Microsoft’s GitHub is snapping up node packpage manager (npm), with plans for integration between the platforms. In a blog post, GitHub CEO Nat Friedman announced the news, but did not share a purchase price.
“npm is a critical part of the JavaScript world. The work of the npm team over the last 10 years, and the contributions of hundreds of thousands of open source developers and maintainers, have made npm home to over 1.3 million packages with 75 billion downloads a month,” he said. “Together, they’ve helped JavaScript become the largest developer ecosystem in the world. We at GitHub are honored to be part of the next chapter of npm’s story and to help npm continue to scale to meet the needs of the fast-growing JavaScript community.”
Despite the acquisition, Friedman reassured users that it will not be shuttering npm and that it will always remain free. The focus instead is a three pronged approach: improve the core experience, engage with the community, and improve the registry infrastructure and platform.
“We will work to improve the everyday experience of developers and maintainers, and support the great work already started on the npm v7 CLI, which will remain free and open source,” Friedman said. “Some bigger features that we’re excited about are Workspaces and improvements to the publishing and multi-factor authentication experience. “
This announcement could also shed some light on Microsoft’s activity in recent times. In January, it pointed out an npm package that has been stealing the data of UNIX users. GitHub also previously introduced the ability to publish npm packages. It makes sense that it would look closely at a platform it’s planning to acquire, but users will want to know what GitHub is planning to do to improve safety going forward.

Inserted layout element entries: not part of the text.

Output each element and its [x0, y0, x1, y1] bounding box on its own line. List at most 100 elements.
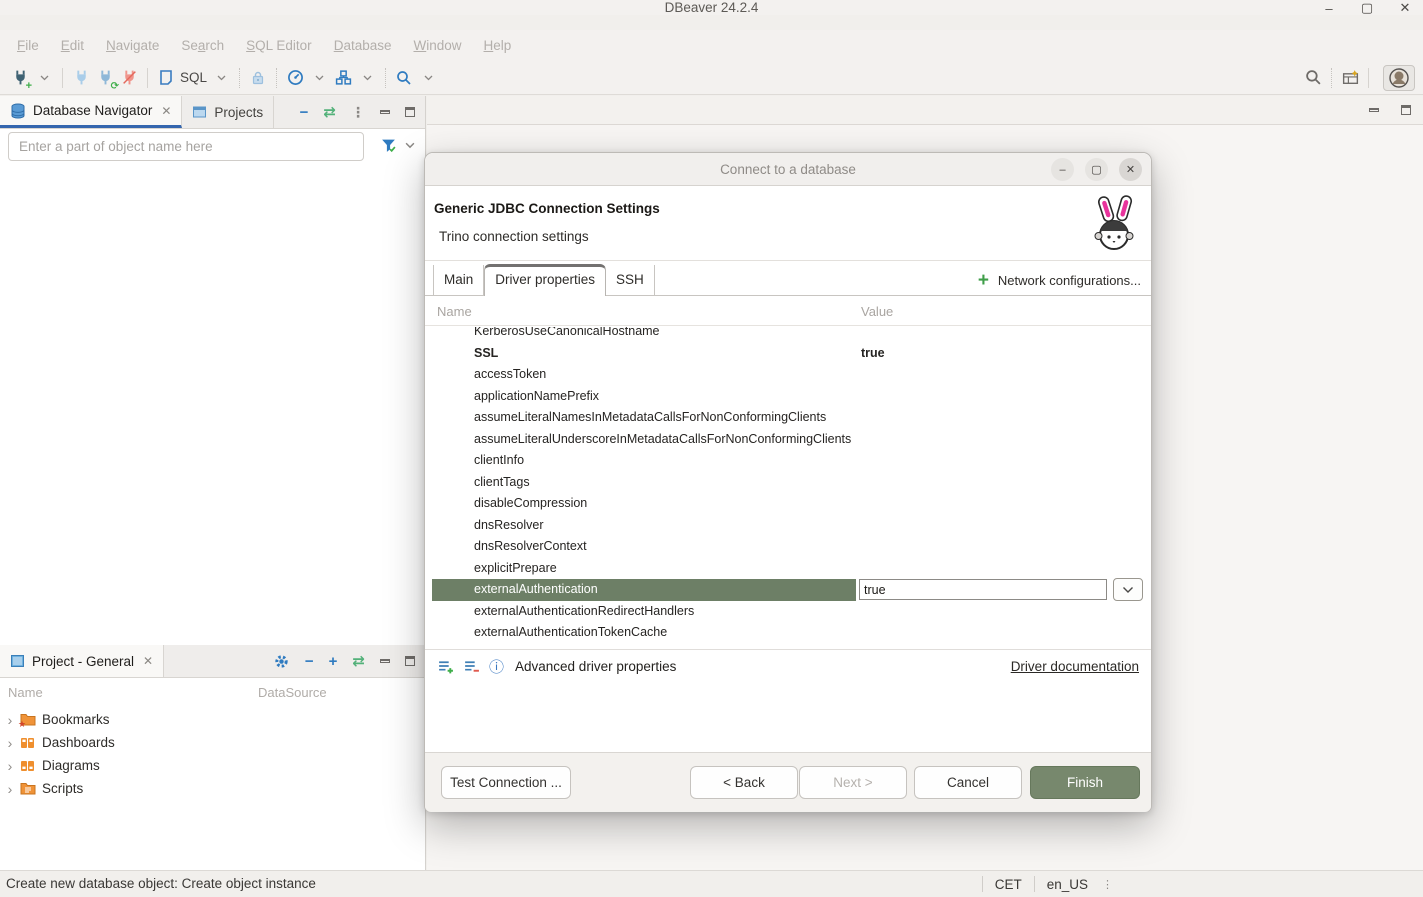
property-row[interactable]: clientTags — [426, 472, 1150, 494]
configure-gear-icon[interactable] — [273, 653, 290, 670]
filter-funnel-icon[interactable] — [380, 137, 397, 154]
menu-search[interactable]: Search — [170, 38, 235, 53]
window-maximize-button[interactable]: ▢ — [1359, 0, 1375, 16]
filter-dropdown-icon[interactable] — [405, 142, 415, 149]
menu-file[interactable]: File — [6, 38, 50, 53]
tab-main[interactable]: Main — [433, 265, 484, 295]
menu-window[interactable]: Window — [402, 38, 472, 53]
test-connection-button[interactable]: Test Connection ... — [441, 766, 571, 799]
new-connection-icon[interactable]: + — [8, 66, 32, 90]
menu-database[interactable]: Database — [323, 38, 403, 53]
maximize-view-icon[interactable] — [405, 107, 415, 117]
new-connection-dropdown[interactable] — [32, 66, 56, 90]
menu-sql-editor[interactable]: SQL Editor — [235, 38, 323, 53]
sql-label[interactable]: SQL — [180, 70, 207, 85]
window-title: DBeaver 24.2.4 — [665, 0, 759, 15]
expand-all-icon[interactable]: + — [329, 654, 338, 669]
expand-chevron-icon[interactable]: › — [5, 781, 15, 797]
back-button[interactable]: < Back — [690, 766, 798, 799]
tree-item-bookmarks[interactable]: › ★ Bookmarks — [0, 708, 425, 731]
tab-projects[interactable]: Projects — [182, 96, 274, 128]
tab-ssh[interactable]: SSH — [606, 265, 655, 295]
property-row[interactable]: accessToken — [426, 364, 1150, 386]
object-filter-input[interactable] — [8, 132, 364, 161]
property-row[interactable]: clientInfo — [426, 450, 1150, 472]
expand-chevron-icon[interactable]: › — [5, 712, 15, 728]
property-row[interactable]: externalAuthenticationTokenCache — [426, 622, 1150, 644]
sql-editor-icon[interactable] — [154, 66, 178, 90]
dashboards-icon — [20, 737, 35, 749]
dialog-header-subtitle: Trino connection settings — [439, 229, 589, 244]
timezone-indicator[interactable]: CET — [983, 877, 1034, 892]
property-row-selected[interactable]: externalAuthentication — [426, 579, 1150, 601]
quick-search-icon[interactable] — [1301, 66, 1325, 90]
driver-manager-icon[interactable] — [331, 66, 355, 90]
property-row[interactable]: assumeLiteralNamesInMetadataCallsForNonC… — [426, 407, 1150, 429]
link-with-editor-icon[interactable]: ⇄ — [352, 654, 365, 669]
column-value[interactable]: Value — [861, 304, 893, 319]
collapse-all-icon[interactable]: − — [305, 654, 314, 669]
property-row[interactable]: extraCredentials — [426, 644, 1150, 649]
search-dropdown[interactable] — [416, 66, 440, 90]
property-row[interactable]: disableCompression — [426, 493, 1150, 515]
network-configurations-button[interactable]: + Network configurations... — [978, 273, 1141, 295]
value-dropdown-button[interactable] — [1113, 578, 1143, 601]
editor-tab-strip — [427, 96, 1423, 125]
tab-close-icon[interactable]: ✕ — [161, 104, 171, 118]
connect-icon[interactable] — [69, 66, 93, 90]
disconnect-icon[interactable] — [117, 66, 141, 90]
column-name[interactable]: Name — [0, 685, 43, 700]
finish-button[interactable]: Finish — [1030, 766, 1140, 799]
column-datasource[interactable]: DataSource — [258, 685, 327, 700]
link-with-editor-icon[interactable]: ⇄ — [323, 105, 336, 120]
property-row[interactable]: assumeLiteralUnderscoreInMetadataCallsFo… — [426, 429, 1150, 451]
open-perspective-icon[interactable] — [1338, 66, 1362, 90]
dialog-maximize-button[interactable]: ▢ — [1085, 158, 1108, 181]
tab-close-icon[interactable]: ✕ — [143, 654, 153, 668]
property-row[interactable]: explicitPrepare — [426, 558, 1150, 580]
menu-navigate[interactable]: Navigate — [95, 38, 170, 53]
expand-chevron-icon[interactable]: › — [5, 735, 15, 751]
tab-driver-properties[interactable]: Driver properties — [484, 264, 606, 296]
minimize-editor-icon[interactable] — [1369, 108, 1379, 112]
tree-item-diagrams[interactable]: › Diagrams — [0, 754, 425, 777]
tree-item-dashboards[interactable]: › Dashboards — [0, 731, 425, 754]
cancel-button[interactable]: Cancel — [914, 766, 1022, 799]
property-value-input[interactable] — [859, 579, 1107, 600]
view-menu-icon[interactable]: ⋮ — [351, 105, 365, 119]
dialog-titlebar[interactable]: Connect to a database – ▢ ✕ — [425, 153, 1151, 186]
window-minimize-button[interactable]: – — [1321, 1, 1337, 16]
dashboard-dropdown[interactable] — [307, 66, 331, 90]
driver-documentation-link[interactable]: Driver documentation — [1011, 659, 1139, 674]
dialog-minimize-button[interactable]: – — [1051, 158, 1074, 181]
property-row[interactable]: applicationNamePrefix — [426, 386, 1150, 408]
dashboard-icon[interactable] — [283, 66, 307, 90]
property-row[interactable]: dnsResolver — [426, 515, 1150, 537]
search-icon[interactable] — [392, 66, 416, 90]
add-property-icon[interactable] — [437, 658, 454, 675]
remove-property-icon[interactable] — [463, 658, 480, 675]
account-avatar-button[interactable] — [1383, 65, 1415, 91]
tab-project-general[interactable]: Project - General ✕ — [0, 645, 164, 677]
sql-editor-dropdown[interactable] — [209, 66, 233, 90]
property-row[interactable]: KerberosUseCanonicalHostname — [426, 327, 1150, 343]
tab-database-navigator[interactable]: Database Navigator ✕ — [0, 96, 182, 128]
property-row[interactable]: externalAuthenticationRedirectHandlers — [426, 601, 1150, 623]
column-name[interactable]: Name — [437, 304, 472, 319]
locale-indicator[interactable]: en_US — [1035, 877, 1100, 892]
collapse-all-icon[interactable]: − — [300, 105, 309, 120]
minimize-view-icon[interactable] — [380, 659, 390, 663]
tree-item-scripts[interactable]: › Scripts — [0, 777, 425, 800]
dialog-close-button[interactable]: ✕ — [1119, 158, 1142, 181]
window-close-button[interactable]: ✕ — [1397, 0, 1413, 16]
maximize-view-icon[interactable] — [405, 656, 415, 666]
driver-manager-dropdown[interactable] — [355, 66, 379, 90]
reconnect-icon[interactable]: ⟳ — [93, 66, 117, 90]
expand-chevron-icon[interactable]: › — [5, 758, 15, 774]
property-row[interactable]: dnsResolverContext — [426, 536, 1150, 558]
minimize-view-icon[interactable] — [380, 110, 390, 114]
menu-edit[interactable]: Edit — [50, 38, 95, 53]
menu-help[interactable]: Help — [473, 38, 523, 53]
property-row[interactable]: SSLtrue — [426, 343, 1150, 365]
maximize-editor-icon[interactable] — [1401, 105, 1411, 115]
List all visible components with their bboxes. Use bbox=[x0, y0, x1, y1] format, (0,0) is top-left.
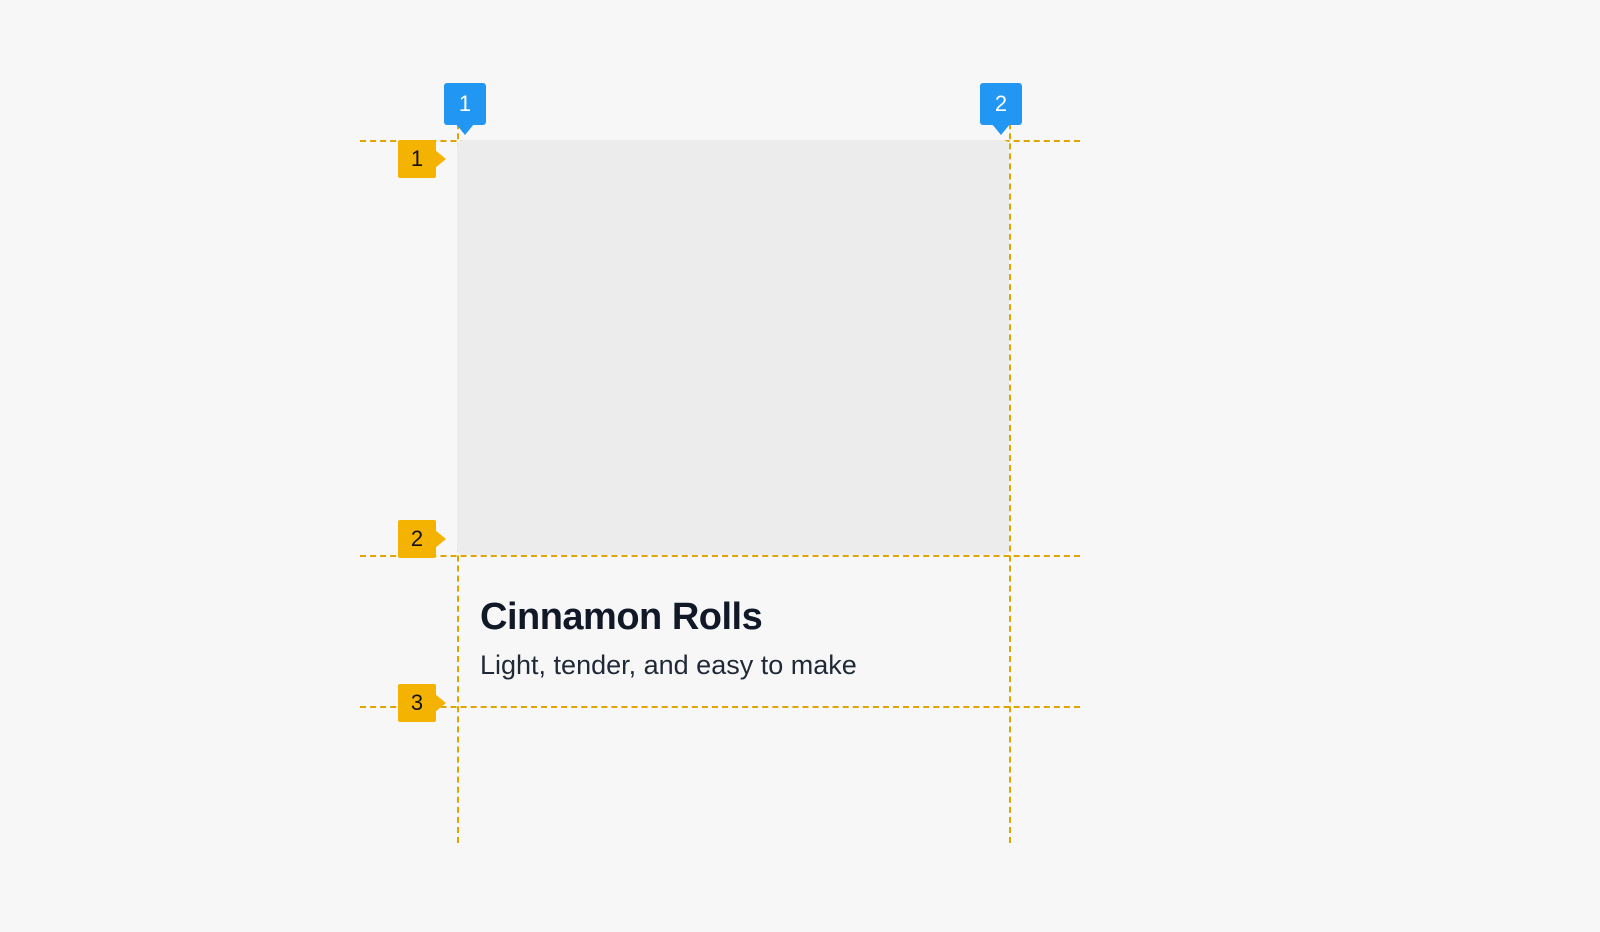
column-marker-label: 1 bbox=[459, 91, 471, 117]
column-marker-2: 2 bbox=[980, 83, 1022, 125]
grid-diagram: Cinnamon Rolls Light, tender, and easy t… bbox=[0, 0, 1600, 932]
card-subtitle: Light, tender, and easy to make bbox=[480, 650, 857, 681]
card-title: Cinnamon Rolls bbox=[480, 596, 762, 639]
image-placeholder bbox=[457, 140, 1009, 555]
column-marker-1: 1 bbox=[444, 83, 486, 125]
row-marker-2: 2 bbox=[398, 520, 436, 558]
row-guide-3 bbox=[360, 706, 1080, 708]
column-guide-2 bbox=[1009, 83, 1011, 843]
row-guide-2 bbox=[360, 555, 1080, 557]
row-marker-1: 1 bbox=[398, 140, 436, 178]
row-marker-label: 3 bbox=[411, 690, 423, 716]
row-marker-label: 2 bbox=[411, 526, 423, 552]
row-marker-3: 3 bbox=[398, 684, 436, 722]
column-marker-label: 2 bbox=[995, 91, 1007, 117]
row-marker-label: 1 bbox=[411, 146, 423, 172]
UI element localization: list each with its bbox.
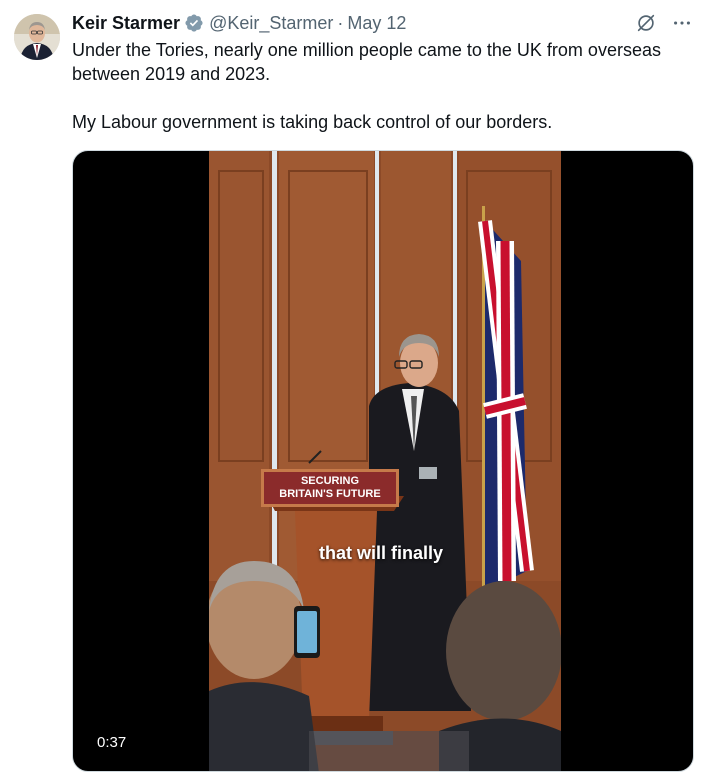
avatar[interactable]	[14, 14, 60, 60]
more-icon[interactable]	[671, 12, 693, 34]
grok-icon[interactable]	[635, 12, 657, 34]
video-caption: that will finally	[319, 543, 444, 563]
verified-badge-icon[interactable]	[184, 13, 204, 33]
author-name[interactable]: Keir Starmer	[72, 13, 180, 34]
video-frame[interactable]: SECURING BRITAIN'S FUTURE that will fina…	[209, 151, 561, 771]
tweet[interactable]: Keir Starmer @Keir_Starmer · May 12 Unde…	[0, 0, 721, 780]
video-timecode: 0:37	[97, 734, 127, 751]
podium-sign-line-1: SECURING	[300, 475, 360, 487]
avatar-image	[14, 14, 60, 60]
video-player[interactable]: SECURING BRITAIN'S FUTURE that will fina…	[72, 150, 694, 772]
tweet-header: Keir Starmer @Keir_Starmer · May 12	[72, 12, 406, 34]
video-still	[209, 151, 561, 771]
tweet-text: Under the Tories, nearly one million peo…	[72, 38, 692, 134]
tweet-paragraph-1: Under the Tories, nearly one million peo…	[72, 40, 661, 84]
tweet-date[interactable]: May 12	[347, 13, 406, 34]
author-handle[interactable]: @Keir_Starmer	[209, 13, 333, 34]
podium-sign-line-2: BRITAIN'S FUTURE	[279, 488, 381, 500]
tweet-actions	[635, 12, 693, 34]
separator-dot: ·	[337, 12, 344, 33]
podium-sign: SECURING BRITAIN'S FUTURE	[261, 469, 399, 507]
tweet-paragraph-2: My Labour government is taking back cont…	[72, 112, 553, 132]
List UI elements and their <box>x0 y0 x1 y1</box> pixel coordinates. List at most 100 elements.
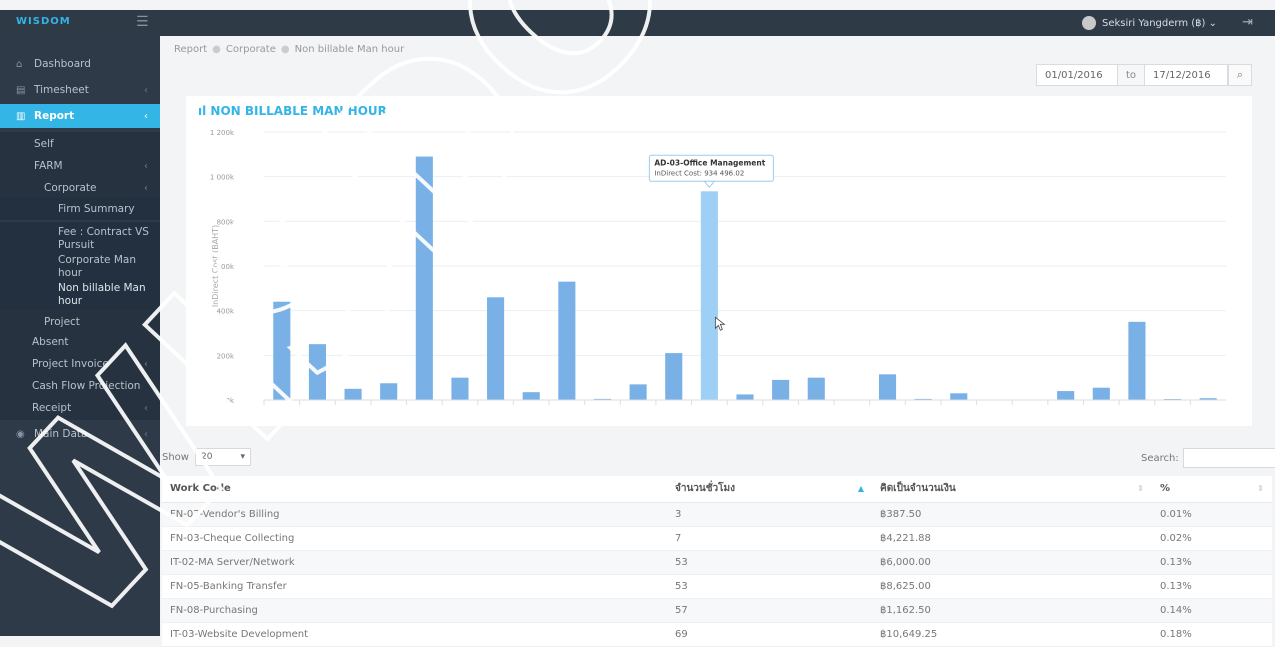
sidebar-item-fee-contract[interactable]: Fee : Contract VS Pursuit <box>0 222 160 256</box>
chart-bar[interactable] <box>1057 391 1075 400</box>
table-row[interactable]: FN-05-Banking Transfer 53 ฿8,625.00 0.13% <box>162 574 1272 599</box>
date-to-label: to <box>1118 64 1144 86</box>
y-tick-label: 1 200k <box>210 129 235 137</box>
bar-chart-icon: ▥ <box>16 110 26 122</box>
chart-bar[interactable] <box>380 383 398 400</box>
chart-bar[interactable] <box>1092 387 1110 400</box>
sidebar-item-main-data[interactable]: ◉ Main Data ‹ <box>0 422 160 446</box>
sidebar-item-report[interactable]: ▥ Report ‹ <box>0 104 160 128</box>
table-cell: 0.14% <box>1152 598 1272 623</box>
data-table: Work Code จำนวนชั่วโมง ▲ คิดเป็นจำนวนเงิน… <box>162 476 1272 647</box>
table-cell: IT-03-Website Development <box>162 622 667 647</box>
tooltip-pointer <box>703 180 716 189</box>
y-tick-label: 1 000k <box>210 174 235 182</box>
table-row[interactable]: FN-08-Purchasing 57 ฿1,162.50 0.14% <box>162 598 1272 623</box>
table-cell: ฿8,625.00 <box>872 574 1152 599</box>
chevron-left-icon: ‹ <box>144 428 148 440</box>
sidebar-item-farm[interactable]: FARM ‹ <box>0 154 160 178</box>
table-cell: ฿10,649.25 <box>872 622 1152 647</box>
chart-bar[interactable] <box>451 377 469 400</box>
sidebar-item-dashboard[interactable]: ⌂ Dashboard <box>0 52 160 76</box>
table-cell: 0.02% <box>1152 526 1272 551</box>
breadcrumb-separator-icon: ● <box>280 44 290 55</box>
chart-bar[interactable] <box>344 388 362 400</box>
table-cell: FN-05-Banking Transfer <box>162 574 667 599</box>
chart-bar[interactable] <box>950 393 968 400</box>
table-cell: ฿387.50 <box>872 502 1152 527</box>
date-from-input[interactable]: 01/01/2016 <box>1036 64 1118 86</box>
search-input[interactable] <box>1182 448 1275 468</box>
chart-bar[interactable] <box>665 353 683 400</box>
tooltip-text: InDirect Cost: 934 496.02 <box>654 169 744 177</box>
sidebar-item-non-billable[interactable]: Non billable Man hour <box>0 278 160 312</box>
table-row[interactable]: IT-02-MA Server/Network 53 ฿6,000.00 0.13% <box>162 550 1272 575</box>
chevron-left-icon: ‹ <box>144 84 148 96</box>
sidebar-item-corporate-man-hour[interactable]: Corporate Man hour <box>0 254 160 279</box>
chart-bar[interactable] <box>772 379 790 400</box>
chart-bar[interactable] <box>522 392 540 400</box>
chart-bar[interactable] <box>487 297 505 400</box>
sidebar-item-receipt[interactable]: Receipt ‹ <box>0 396 160 420</box>
chevron-left-icon: ‹ <box>144 160 148 172</box>
sidebar-item-corporate[interactable]: Corporate ‹ <box>0 176 160 200</box>
y-tick-label: 400k <box>217 308 235 316</box>
chart-bar[interactable] <box>273 301 291 400</box>
sidebar-item-self[interactable]: Self <box>0 132 160 156</box>
page-size-control: Show 20 ▾ <box>162 448 251 466</box>
table-cell: 0.13% <box>1152 574 1272 599</box>
chart-bar[interactable] <box>308 344 326 400</box>
app-logo[interactable]: WISDOM <box>16 16 71 27</box>
chevron-left-icon: ‹ <box>144 182 148 194</box>
breadcrumb-item-report[interactable]: Report <box>174 44 207 55</box>
breadcrumb-item-current: Non billable Man hour <box>294 44 405 55</box>
show-label: Show <box>162 451 189 463</box>
table-cell: ฿1,162.50 <box>872 598 1152 623</box>
sidebar-item-firm-summary[interactable]: Firm Summary <box>0 198 160 220</box>
avatar <box>1082 16 1097 30</box>
table-cell: FN-03-Cheque Collecting <box>162 526 667 551</box>
column-header-hours[interactable]: จำนวนชั่วโมง ▲ <box>667 476 872 503</box>
chart-bar[interactable] <box>736 394 754 400</box>
bar-chart-icon: ıl <box>198 104 211 118</box>
bar-chart: 0k200k400k600k800k1 000k1 200kInDirect C… <box>210 129 1226 405</box>
column-header-work-code[interactable]: Work Code <box>162 476 667 503</box>
search-label: Search: <box>1141 452 1179 464</box>
table-cell: 0.13% <box>1152 550 1272 575</box>
chart-bar[interactable] <box>629 384 647 400</box>
calendar-icon: ▤ <box>16 84 26 96</box>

From 2019-2020, npm had 595 security advisories, for a total of 1,285. Previously, malicious packages have been used to steal cryptocurrency, developer credentials, and more.
Freidman admits that security will be a focus in the future. This will come partially from the GitHub integration, which will let you trace a change from a GitHub pull request to the resolution. It will also be looking at measures it recently launched on its own platform, such as the GitHub Security Lab and built-in security advisories.
Essentially, this purchase could lead to significant improvements in the open-source community, and Microsoft has a good track record with Typescript. Still, while GitHub remains a separate entity from its parent company, there will always be those who view it as another step away from decentralization.